Right, I see the issue now. The Dockerfile for the official postgres image already defines an anonymous volume on that container path, which conflicts with the one you're declaring yourself. The way I would go about it is use the $PGDATA environment variable to define an alternative location for the data, and link your data volume there. For example:

version: '3'
services:
  db:
    image: postgres
    environment:
      PGDATA: /var/postgres_data
    volumes:
      - data:/var/postgres_data
  web:
    build: .
    command: bundle exec rails s -p 3000 -b '0.0.0.0'
    volumes:
      - .:/myapp
    ports:
      - "3000:3000"
    depends_on:
      - db

volumes:
  data:
    external: true

The other alternative would be to build your own postgres image, but that's probably unnecessarily complicated at this stage.

@shin- Still it creates anonymous volume on docker-compose up. On Linux, it is not creating anonymous volume. If it is Postgres Dockerfile issue then I think it should create an anonymous container in Linux as well right? Thoughts, please?

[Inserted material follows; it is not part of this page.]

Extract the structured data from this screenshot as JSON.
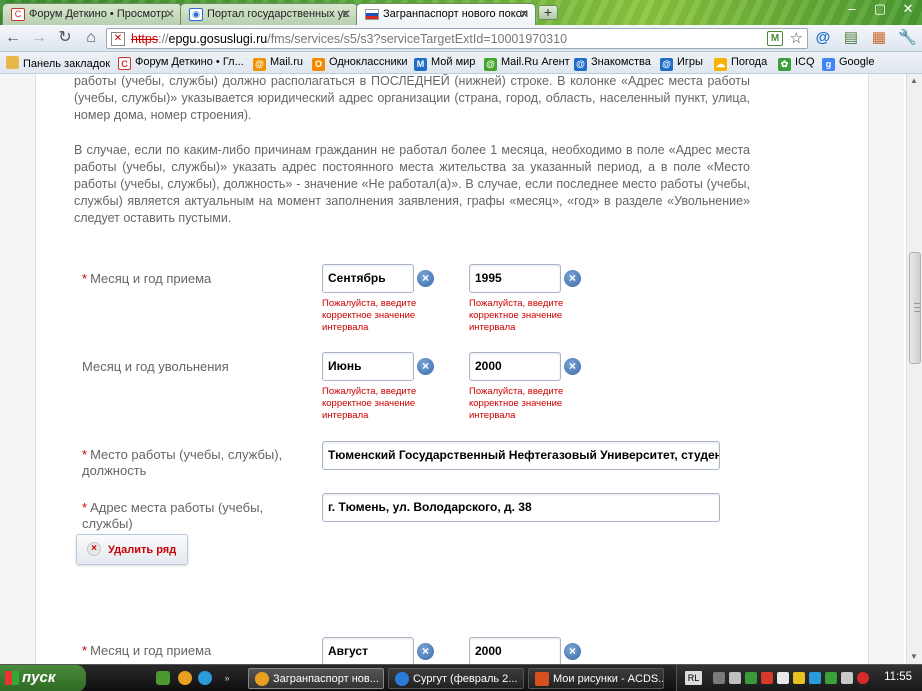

FYI, in my docker-compose.yml I have used /Users/sivagollapalli/work/postgres instead of /var/postgres_data . I hope it doesn't make any difference.

I'm testing this on Linux - I can verify that the anonymous volume is created there as well. It doesn't matter as long as you're not storing any data in it (setting PGDATA to a different directory ensures that).

Still, if you're that worried, just build your own postgres image without anonymous volumes and use that.

FYI, in my docker-compose.yml I have used /Users/sivagollapalli/work/postgres instead of /var/postgres_data . I hope it doesn't make any difference.

Doesn't matter - it's the path inside the container, and it will be created regardless.

I have the same problem - added my inspect-output in https://github.com/docker/for-mac/issues/1856

@shin- It doesn't help if you are testing on Linux - I'm sure it works on Linux. On Mac Docker runs in it's own VM. I think this config is responsible for the problem.